Kamis, 16 Juni 2016 08:22:58 WIB Dilihat : 555 kali

Puasa memang ibadah yang amat istimewa. Hikmah dan kebajikannya bersifat multidimensional. Tak hanya moral dan spiritual, tetapi juga sosial. Puasa tak hanya membentuk kesalehan pribadi (individual), tetapi juga sekaligus kesalehan sosial.

Puasa memiliki dua semangat yang sangat baik dilihat dari perspektif pendidikan akhlak. Pertama semanagat pencegahan (kaffun wa tarkun) dari hal-hal yang destruktif (al-muhlikat) . Semangat yang pertama ini menjadi basis kesalehan individual.

Lalu kedua, semangat pengembangan alias motivasi dan dukungan (hatstsun wa ‘amalun) terhadap hal-hal yang memuliakan, konstruktif atau dalam bahasa Imam Ghazali, dukungan terhadap hal-hal yang menyelamatkan manusia (hatstsun ila al-munjiyat). Semangat yang kedua ini menjadi pangkal kepedulian sosial yang pada gilirannya membentuk kesalehan sosial.

Dimensi sosial dalam ibadah puasa sangat kentara ditilik dari beberapa hal. Pertama, orang puasa harus menahan diri dari rasa haus dan lapar. Ini merupakan latihan agar kita mampu mengendalikan diri dari dorongan syahwat yang berpusat di perut (syahwat-bathn).Ia juga merupakan sarana agar kita bisa berempati kepada orang-orang miskin. Orang yang tidak pernah lapar, ia tidak bisa berempati kepada orang lain. Mungkin itu sebabnya, ketika Malaikat Jibril menawarkan kepada Rosulullah SAW kekayaan berlimpah (bukit emas), beliau menolaknya seraya berkata: “Biarlah aku kenyang sehari dan lapar sehari.”

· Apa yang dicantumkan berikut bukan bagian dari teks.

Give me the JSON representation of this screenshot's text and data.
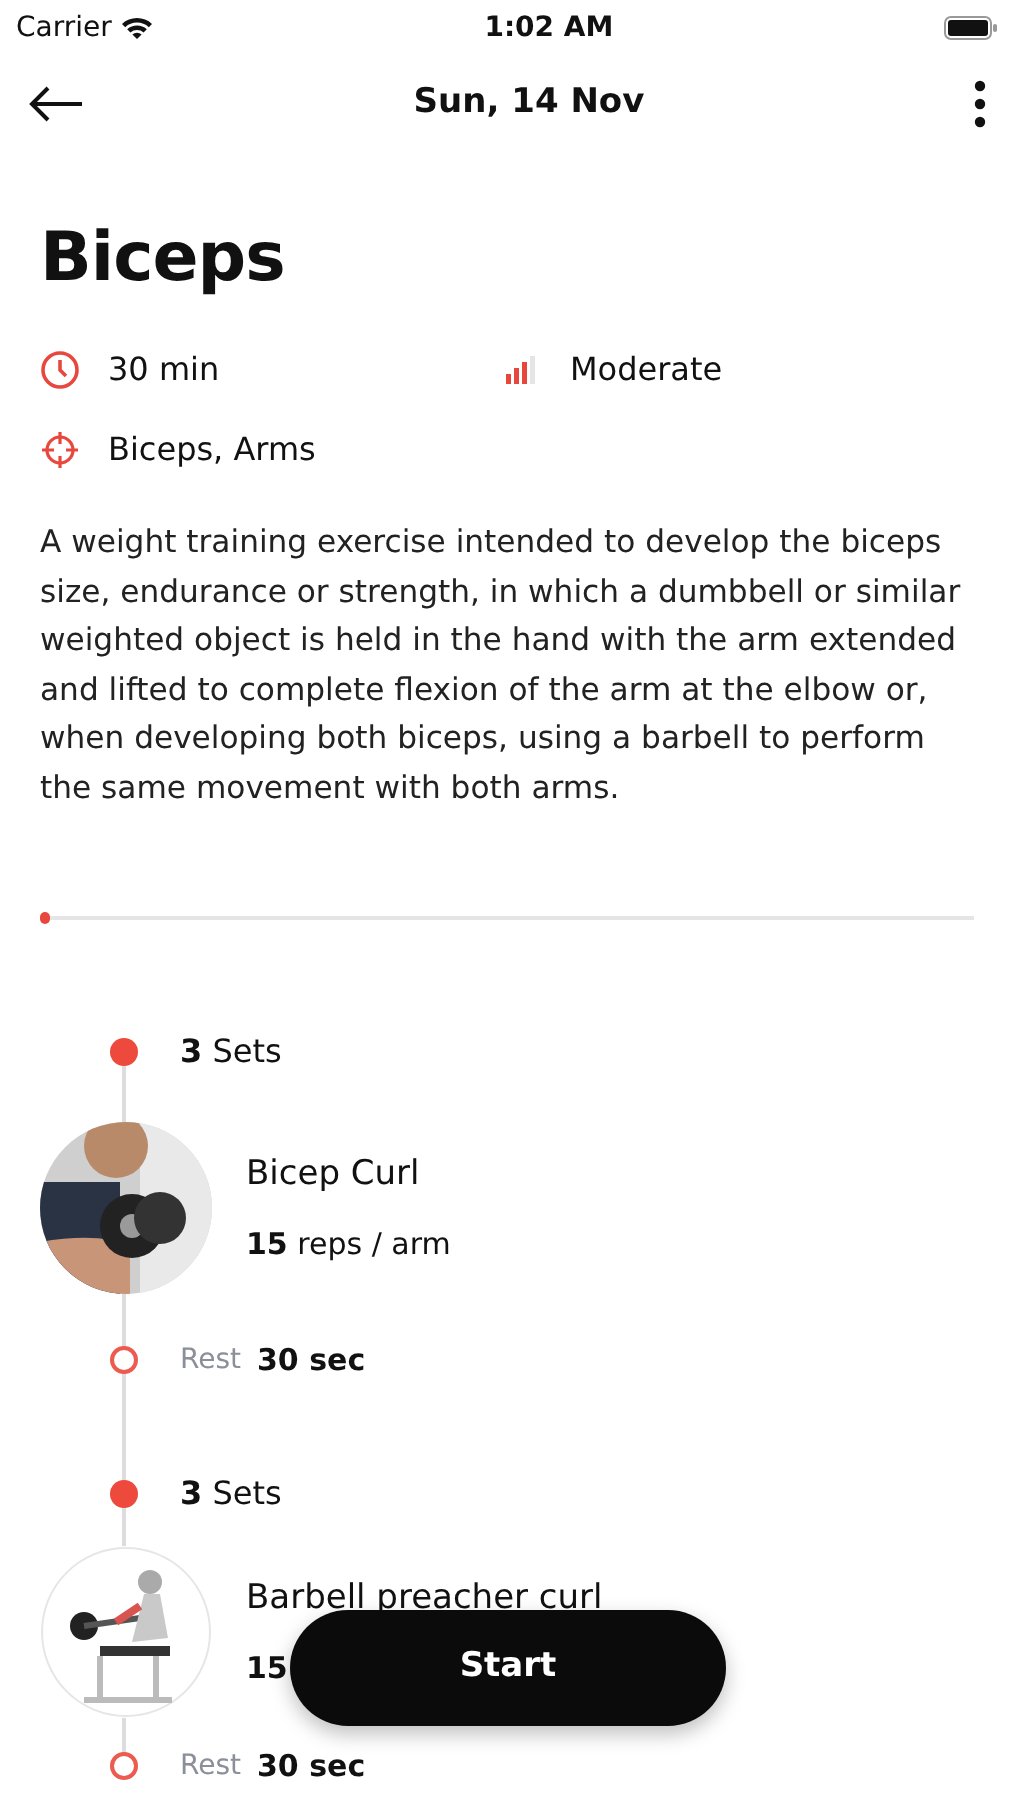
{
  "status_bar": {
    "carrier": "Carrier",
    "time": "1:02 AM"
  },
  "header": {
    "title": "Sun, 14 Nov"
  },
  "workout": {
    "title": "Biceps",
    "duration": "30 min",
    "difficulty": "Moderate",
    "muscles": "Biceps, Arms",
    "description": "A weight training exercise intended to develop the biceps size, endurance or strength, in which a dumbbell or similar weighted object is held in the hand with the arm extended and lifted to complete flexion of the arm at the elbow or, when developing both biceps, using a barbell to perform the same movement with both arms."
  },
  "progress": {
    "level": 0.01
  },
  "exercises": [
    {
      "sets": "**3** Sets",
      "name": "Bicep Curl",
      "reps": "**15** reps / arm",
      "rest_label": "Rest",
      "rest": "30 sec"
    },
    {
      "sets": "**3** Sets",
      "name": "Barbell preacher curl",
      "reps": "**15**",
      "rest_label": "Rest",
      "rest": "30 sec"
    }
  ],
  "start_button": {
    "label": "Start"
  }
}
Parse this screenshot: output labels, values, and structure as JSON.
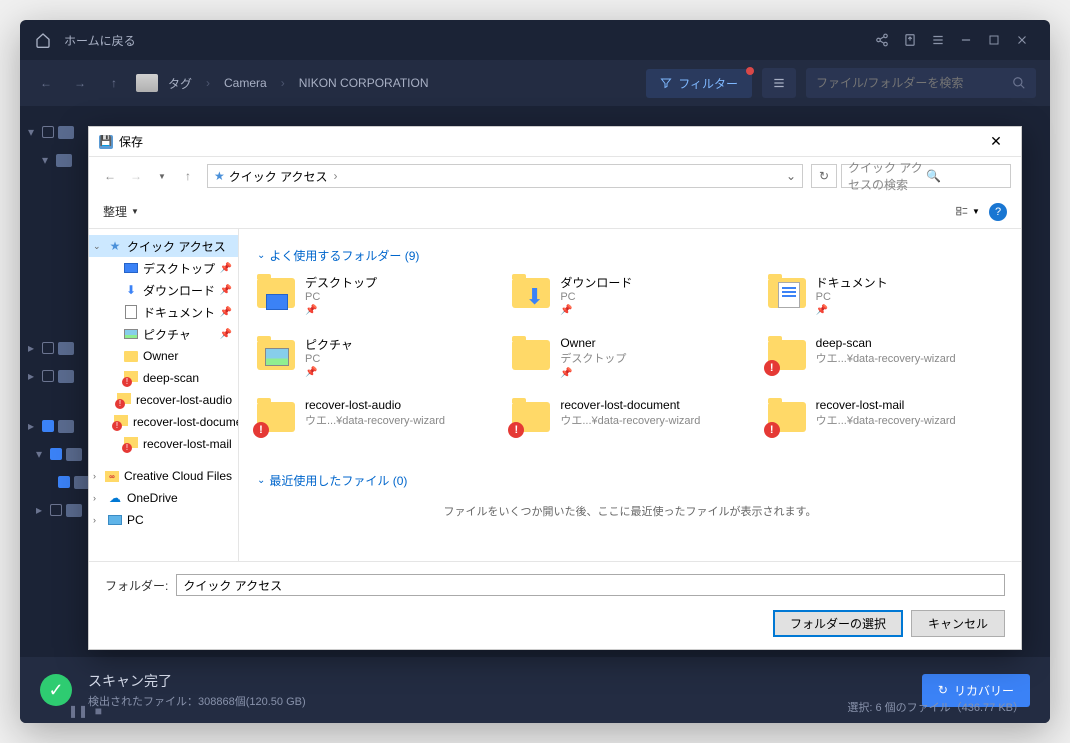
{
  "app": {
    "home_label": "ホームに戻る",
    "path": {
      "tag": "タグ",
      "seg1": "Camera",
      "seg2": "NIKON CORPORATION"
    },
    "filter_label": "フィルター",
    "search_placeholder": "ファイル/フォルダーを検索",
    "status": {
      "title": "スキャン完了",
      "detail": "検出されたファイル：308868個(120.50 GB)",
      "recovery_btn": "リカバリー",
      "selection": "選択: 6 個のファイル（436.77 KB）"
    }
  },
  "dialog": {
    "title": "保存",
    "addr_text": "クイック アクセス",
    "addr_sep": "›",
    "search_placeholder": "クイック アクセスの検索",
    "organize": "整理",
    "sidebar": [
      {
        "label": "クイック アクセス",
        "icon": "star",
        "sel": true,
        "expandable": true,
        "expanded": true
      },
      {
        "label": "デスクトップ",
        "icon": "desktop",
        "pin": true,
        "indent": 1
      },
      {
        "label": "ダウンロード",
        "icon": "download",
        "pin": true,
        "indent": 1
      },
      {
        "label": "ドキュメント",
        "icon": "doc",
        "pin": true,
        "indent": 1
      },
      {
        "label": "ピクチャ",
        "icon": "pic",
        "pin": true,
        "indent": 1
      },
      {
        "label": "Owner",
        "icon": "folder",
        "indent": 1
      },
      {
        "label": "deep-scan",
        "icon": "warn",
        "indent": 1
      },
      {
        "label": "recover-lost-audio",
        "icon": "warn",
        "indent": 1
      },
      {
        "label": "recover-lost-document",
        "icon": "warn",
        "indent": 1
      },
      {
        "label": "recover-lost-mail",
        "icon": "warn",
        "indent": 1
      },
      {
        "label": "Creative Cloud Files",
        "icon": "cc",
        "expandable": true,
        "expanded": false
      },
      {
        "label": "OneDrive",
        "icon": "od",
        "expandable": true,
        "expanded": false
      },
      {
        "label": "PC",
        "icon": "pc",
        "expandable": true,
        "expanded": false
      }
    ],
    "section_freq": "よく使用するフォルダー (9)",
    "section_recent": "最近使用したファイル (0)",
    "empty_msg": "ファイルをいくつか開いた後、ここに最近使ったファイルが表示されます。",
    "folders": [
      {
        "name": "デスクトップ",
        "sub": "PC",
        "type": "desktop",
        "pin": true
      },
      {
        "name": "ダウンロード",
        "sub": "PC",
        "type": "download",
        "pin": true
      },
      {
        "name": "ドキュメント",
        "sub": "PC",
        "type": "doc",
        "pin": true
      },
      {
        "name": "ピクチャ",
        "sub": "PC",
        "type": "pic",
        "pin": true
      },
      {
        "name": "Owner",
        "sub": "デスクトップ",
        "type": "folder",
        "pin": true
      },
      {
        "name": "deep-scan",
        "sub": "ウエ...¥data-recovery-wizard",
        "type": "warn"
      },
      {
        "name": "recover-lost-audio",
        "sub": "ウエ...¥data-recovery-wizard",
        "type": "warn"
      },
      {
        "name": "recover-lost-document",
        "sub": "ウエ...¥data-recovery-wizard",
        "type": "warn"
      },
      {
        "name": "recover-lost-mail",
        "sub": "ウエ...¥data-recovery-wizard",
        "type": "warn"
      }
    ],
    "folder_label": "フォルダー:",
    "folder_value": "クイック アクセス",
    "btn_select": "フォルダーの選択",
    "btn_cancel": "キャンセル"
  }
}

Penting diketahui, Lapar itu ada dua macam, yaitu lapar biologis dan lapar psikologis. Lapar biologis lekas sembuh dengan makan. Lapar psikologis, seperti lapar kekuasaan, kehormatan, dan kekayaan tak gampang disembuhkan. Puasa bisa menyembuhkan kedua macam lapar itu, sehingga kita bisa terbebas dari penyakit vested interest, untuk selanjutnya lebih peduli dan sadar akan kebutuhan orang lain (sosial).

Kedua, orang yang puasa disuruh banyak berderma. Rosul SAW menyebut, bulan puasa sebagai Syahr al-Muwasah atau bulan kepedulian sosial. Rosulullah SAW merupakan orang yang paling banyak berderma. Melebihi angin barat (HR. Hakim dari Aisyah).

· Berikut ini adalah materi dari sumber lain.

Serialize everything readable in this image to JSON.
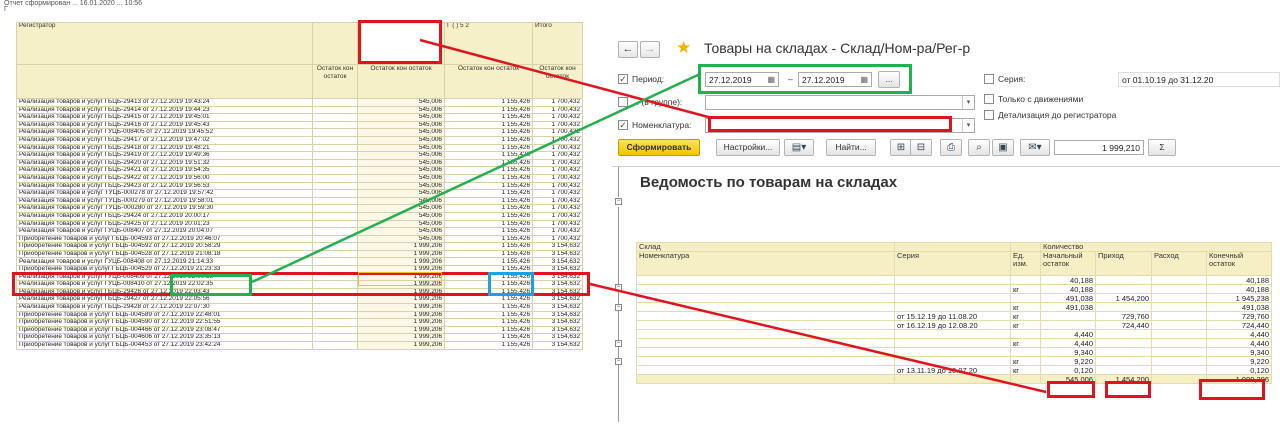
{
  "left_report": {
    "top_line": "Отчет сформирован ... 16.01.2020 ... 10:56",
    "top_line2": "Г",
    "headers": {
      "registrar": "Регистратор",
      "c2_top": "",
      "c3_top": "Г    (    ) 5   2",
      "total": "Итого",
      "c1_sub": "Остаток кон остаток",
      "c2_sub": "Остаток кон остаток",
      "c3_sub": "Остаток кон остаток",
      "c4_sub": "Остаток кон остаток"
    },
    "rows": [
      {
        "r": "Реализация товаров и услуг ГБЦБ-29413 от 27.12.2019 19:43:24",
        "a": "545,006",
        "b": "1 155,426",
        "t": "1 700,432"
      },
      {
        "r": "Реализация товаров и услуг ГБЦБ-29414 от 27.12.2019 19:44:23",
        "a": "545,006",
        "b": "1 155,426",
        "t": "1 700,432"
      },
      {
        "r": "Реализация товаров и услуг ГБЦБ-29415 от 27.12.2019 19:45:01",
        "a": "545,006",
        "b": "1 155,426",
        "t": "1 700,432"
      },
      {
        "r": "Реализация товаров и услуг ГБЦБ-29416 от 27.12.2019 19:45:43",
        "a": "545,006",
        "b": "1 155,426",
        "t": "1 700,432"
      },
      {
        "r": "Реализация товаров и услуг ГУЦБ-008405 от 27.12.2019 19:45:52",
        "a": "545,006",
        "b": "1 155,426",
        "t": "1 700,432"
      },
      {
        "r": "Реализация товаров и услуг ГБЦБ-29417 от 27.12.2019 19:47:02",
        "a": "545,006",
        "b": "1 155,426",
        "t": "1 700,432"
      },
      {
        "r": "Реализация товаров и услуг ГБЦБ-29418 от 27.12.2019 19:48:21",
        "a": "545,006",
        "b": "1 155,426",
        "t": "1 700,432"
      },
      {
        "r": "Реализация товаров и услуг ГБЦБ-29419 от 27.12.2019 19:49:36",
        "a": "545,006",
        "b": "1 155,426",
        "t": "1 700,432"
      },
      {
        "r": "Реализация товаров и услуг ГБЦБ-29420 от 27.12.2019 19:51:32",
        "a": "545,006",
        "b": "1 155,426",
        "t": "1 700,432"
      },
      {
        "r": "Реализация товаров и услуг ГБЦБ-29421 от 27.12.2019 19:54:35",
        "a": "545,006",
        "b": "1 155,426",
        "t": "1 700,432"
      },
      {
        "r": "Реализация товаров и услуг ГБЦБ-29422 от 27.12.2019 19:56:00",
        "a": "545,006",
        "b": "1 155,426",
        "t": "1 700,432"
      },
      {
        "r": "Реализация товаров и услуг ГБЦБ-29423 от 27.12.2019 19:56:53",
        "a": "545,006",
        "b": "1 155,426",
        "t": "1 700,432"
      },
      {
        "r": "Реализация товаров и услуг ТУЦБ-000278 от 27.12.2019 19:57:42",
        "a": "545,006",
        "b": "1 155,426",
        "t": "1 700,432"
      },
      {
        "r": "Реализация товаров и услуг ТУЦБ-000279 от 27.12.2019 19:58:01",
        "a": "545,006",
        "b": "1 155,426",
        "t": "1 700,432"
      },
      {
        "r": "Реализация товаров и услуг ТУЦБ-000280 от 27.12.2019 19:59:30",
        "a": "545,006",
        "b": "1 155,426",
        "t": "1 700,432"
      },
      {
        "r": "Реализация товаров и услуг ГБЦБ-29424 от 27.12.2019 20:00:17",
        "a": "545,006",
        "b": "1 155,426",
        "t": "1 700,432"
      },
      {
        "r": "Реализация товаров и услуг ГБЦБ-29425 от 27.12.2019 20:01:23",
        "a": "545,006",
        "b": "1 155,426",
        "t": "1 700,432"
      },
      {
        "r": "Реализация товаров и услуг ГУЦБ-008407 от 27.12.2019 20:04:07",
        "a": "545,006",
        "b": "1 155,426",
        "t": "1 700,432"
      },
      {
        "r": "Приобретение товаров и услуг ГБЦБ-004593 от 27.12.2019 20:46:07",
        "a": "545,006",
        "b": "1 155,426",
        "t": "1 700,432"
      },
      {
        "r": "Приобретение товаров и услуг ГБЦБ-004592 от 27.12.2019 20:58:29",
        "a": "1 999,206",
        "b": "1 155,426",
        "t": "3 154,632"
      },
      {
        "r": "Приобретение товаров и услуг ГБЦБ-004528 от 27.12.2019 21:08:18",
        "a": "1 999,206",
        "b": "1 155,426",
        "t": "3 154,632"
      },
      {
        "r": "Реализация товаров и услуг ГУЦБ-008408 от 27.12.2019 21:14:33",
        "a": "1 999,206",
        "b": "1 155,426",
        "t": "3 154,632"
      },
      {
        "r": "Приобретение товаров и услуг ГБЦБ-004529 от 27.12.2019 21:23:33",
        "a": "1 999,206",
        "b": "1 155,426",
        "t": "3 154,632"
      },
      {
        "r": "Реализация товаров и услуг ГУЦБ-008409 от 27.12.2019 22:00:58",
        "a": "1 999,206",
        "b": "1 155,426",
        "t": "3 154,632"
      },
      {
        "r": "Реализация товаров и услуг ГУЦБ-008410 от 27.12.2019 22:02:35",
        "a": "1 999,206",
        "b": "1 155,426",
        "t": "3 154,632"
      },
      {
        "r": "Реализация товаров и услуг ГБЦБ-29426 от 27.12.2019 22:03:43",
        "a": "1 999,206",
        "b": "1 155,426",
        "t": "3 154,632"
      },
      {
        "r": "Реализация товаров и услуг ГБЦБ-29427 от 27.12.2019 22:05:56",
        "a": "1 999,206",
        "b": "1 155,426",
        "t": "3 154,632"
      },
      {
        "r": "Реализация товаров и услуг ГБЦБ-29428 от 27.12.2019 22:07:30",
        "a": "1 999,206",
        "b": "1 155,426",
        "t": "3 154,632"
      },
      {
        "r": "Приобретение товаров и услуг ГБЦБ-004589 от 27.12.2019 22:48:01",
        "a": "1 999,206",
        "b": "1 155,426",
        "t": "3 154,632"
      },
      {
        "r": "Приобретение товаров и услуг ГБЦБ-004590 от 27.12.2019 22:51:55",
        "a": "1 999,206",
        "b": "1 155,426",
        "t": "3 154,632"
      },
      {
        "r": "Приобретение товаров и услуг ГБЦБ-004466 от 27.12.2019 23:08:47",
        "a": "1 999,206",
        "b": "1 155,426",
        "t": "3 154,632"
      },
      {
        "r": "Приобретение товаров и услуг ГБЦБ-004606 от 27.12.2019 23:35:13",
        "a": "1 999,206",
        "b": "1 155,426",
        "t": "3 154,632"
      },
      {
        "r": "Приобретение товаров и услуг ГБЦБ-004453 от 27.12.2019 23:42:24",
        "a": "1 999,206",
        "b": "1 155,426",
        "t": "3 154,632"
      }
    ]
  },
  "window": {
    "back": "←",
    "forward": "→",
    "title": "Товары на складах - Склад/Ном-ра/Рег-р",
    "period_label": "Период:",
    "period_from": "27.12.2019",
    "period_dash": "–",
    "period_to": "27.12.2019",
    "period_btn": "...",
    "group_label": "... (в группе):",
    "nomenclature_label": "Номенклатура:",
    "series_label": "Серия:",
    "series_value": "от 01.10.19 до 31.12.20",
    "only_moves_label": "Только с движениями",
    "detail_label": "Детализация до регистратора",
    "btn_form": "Сформировать",
    "btn_settings": "Настройки...",
    "btn_find": "Найти...",
    "sum_value": "1 999,210",
    "sigma": "Σ"
  },
  "report": {
    "title": "Ведомость по товарам на складах",
    "headers": {
      "sklad": "Склад",
      "nomen": "Номенклатура",
      "series": "Серия",
      "unit": "Ед. изм.",
      "qty": "Количество",
      "start": "Начальный остаток",
      "in": "Приход",
      "out": "Расход",
      "end": "Конечный остаток"
    },
    "rows": [
      {
        "s": "",
        "u": "",
        "a": "40,188",
        "i": "",
        "o": "",
        "e": "40,188"
      },
      {
        "s": "",
        "u": "кг",
        "a": "40,188",
        "i": "",
        "o": "",
        "e": "40,188"
      },
      {
        "s": "",
        "u": "",
        "a": "491,038",
        "i": "1 454,200",
        "o": "",
        "e": "1 945,238"
      },
      {
        "s": "",
        "u": "кг",
        "a": "491,038",
        "i": "",
        "o": "",
        "e": "491,038"
      },
      {
        "s": "от 15.12.19 до 11.08.20",
        "u": "кг",
        "a": "",
        "i": "729,760",
        "o": "",
        "e": "729,760"
      },
      {
        "s": "от 16.12.19 до 12.08.20",
        "u": "кг",
        "a": "",
        "i": "724,440",
        "o": "",
        "e": "724,440"
      },
      {
        "s": "",
        "u": "",
        "a": "4,440",
        "i": "",
        "o": "",
        "e": "4,440"
      },
      {
        "s": "",
        "u": "кг",
        "a": "4,440",
        "i": "",
        "o": "",
        "e": "4,440"
      },
      {
        "s": "",
        "u": "",
        "a": "9,340",
        "i": "",
        "o": "",
        "e": "9,340"
      },
      {
        "s": "",
        "u": "кг",
        "a": "9,220",
        "i": "",
        "o": "",
        "e": "9,220"
      },
      {
        "s": "от 13.11.19 до 10.07.20",
        "u": "кг",
        "a": "0,120",
        "i": "",
        "o": "",
        "e": "0,120"
      }
    ],
    "total": {
      "a": "545,006",
      "i": "1 454,200",
      "o": "",
      "e": "1 999,206"
    }
  },
  "annotation_colors": {
    "red": "#e0141e",
    "green": "#22b14c",
    "blue": "#1ea0dc"
  }
}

Ketiga, pada penghujung puasa kita disuruh mengeluarkan zakat fitrah, di luar zakat mal. Kewajiban ini sekan melengkapi dimensi sosial puasa. Karena tanpa zakat, pahala puasa kita belum sampai kepada Allah SWT.

Di luar semua itu, puasa melatih dan mendidik kita agar menjadi manusia bermental giver (pemberi) bukan taker (peminta-minta). Orang puasa sejatinya sedang meneladani sifat Allah. Sejalan dengan doktrin “Takhallaqu bi aklaq Allah”. Allah SWT adalah Tuhan yang Maha Pengasih lagi Maha Penyayang. Rosul Muhammad SAW juga demikian.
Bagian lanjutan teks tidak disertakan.